The judge made a final comment to the effect that if, contrary to his primary view, there was a case to read the pay when paid clause as if the words were amended to reflect subsequent legislation, he was firmly of the view that the only change that would be warranted would be a change from ‘on the making of an administration order against it under Part II of the Insolvency Act 1986’ to ‘on the making of an order against it under Schedule B1 of the Insolvency Act 1986.’ Clearly, such a change would not have altered the outcome of the case.

The appeal

The Court of Appeal had no more sympathy for Shepherd’s case than the judge at first instance. Shepherd’s counsel expanded his argument, maintaining that the pay when paid clause was not an exclusion clause but a clause sharing the risk between subcontractor and contractor of the employer becoming insolvent. He argued that the court had discretion to amend the words of the clause if it could be demonstrated that a reasonable person would conclude that something had gone wrong with the drafting. Lord Justice Waller said that a contractor relying on a pay when paid clause could not expect the court to apply principles available to the court in interpreting the meaning of the clause to come to its rescue where the clause was misdrafted in a way that did not work. If the clause was misdrafted in a way that actually did work, as in this case, he saw even less reason for the courts to come to the rescue.


It should be pointed out that the solicitors who drafted the construction contract for Shepherd had not been negligent in any way. The precedent contract had been created for Shepherd in 1998 when the contents of the pay when paid clause were in line with then current legislation.

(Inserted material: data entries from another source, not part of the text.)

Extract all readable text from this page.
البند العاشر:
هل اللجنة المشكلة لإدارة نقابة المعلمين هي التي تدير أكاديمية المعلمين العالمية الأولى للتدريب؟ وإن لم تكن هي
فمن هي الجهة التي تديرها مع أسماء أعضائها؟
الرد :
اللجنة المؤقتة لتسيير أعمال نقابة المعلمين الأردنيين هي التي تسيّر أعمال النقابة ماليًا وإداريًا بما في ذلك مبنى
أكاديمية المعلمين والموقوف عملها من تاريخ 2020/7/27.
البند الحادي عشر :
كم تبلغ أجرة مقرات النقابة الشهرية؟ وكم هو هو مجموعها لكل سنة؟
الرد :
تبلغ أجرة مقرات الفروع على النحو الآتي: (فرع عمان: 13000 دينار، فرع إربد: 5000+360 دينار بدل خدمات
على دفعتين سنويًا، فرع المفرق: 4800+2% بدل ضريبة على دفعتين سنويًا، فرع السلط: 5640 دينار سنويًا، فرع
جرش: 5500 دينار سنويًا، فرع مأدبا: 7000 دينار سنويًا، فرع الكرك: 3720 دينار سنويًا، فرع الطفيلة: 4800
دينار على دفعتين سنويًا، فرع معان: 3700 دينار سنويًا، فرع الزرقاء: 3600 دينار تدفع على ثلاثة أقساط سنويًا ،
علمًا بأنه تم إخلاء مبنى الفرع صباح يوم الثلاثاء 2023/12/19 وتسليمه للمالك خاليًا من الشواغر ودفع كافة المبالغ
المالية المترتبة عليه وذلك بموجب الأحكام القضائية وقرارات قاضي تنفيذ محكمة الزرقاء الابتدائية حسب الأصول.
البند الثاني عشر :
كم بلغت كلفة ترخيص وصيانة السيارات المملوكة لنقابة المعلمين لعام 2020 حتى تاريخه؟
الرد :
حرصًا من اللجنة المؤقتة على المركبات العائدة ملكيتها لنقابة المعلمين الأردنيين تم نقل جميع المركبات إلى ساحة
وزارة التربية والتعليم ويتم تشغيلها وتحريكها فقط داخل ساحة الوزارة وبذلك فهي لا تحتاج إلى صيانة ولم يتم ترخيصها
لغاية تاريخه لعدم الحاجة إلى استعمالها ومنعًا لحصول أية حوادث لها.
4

As Shepherd had not updated the contract since 1998, the pay when paid clause became out of date and failed to protect them.

It is worth noting that the use of the phrase ‘under the Act or any amendment or re-enactment thereof’ was approved by the court as an effective means of ensuring subsequent legislative change is covered. However, for those using standard contracts, whether in the construction industry or otherwise, it is wise to ensure that they are checked for legislative references and updated on a regular basis, in order to ensure they continue to provide the protection for which they were originally drafted.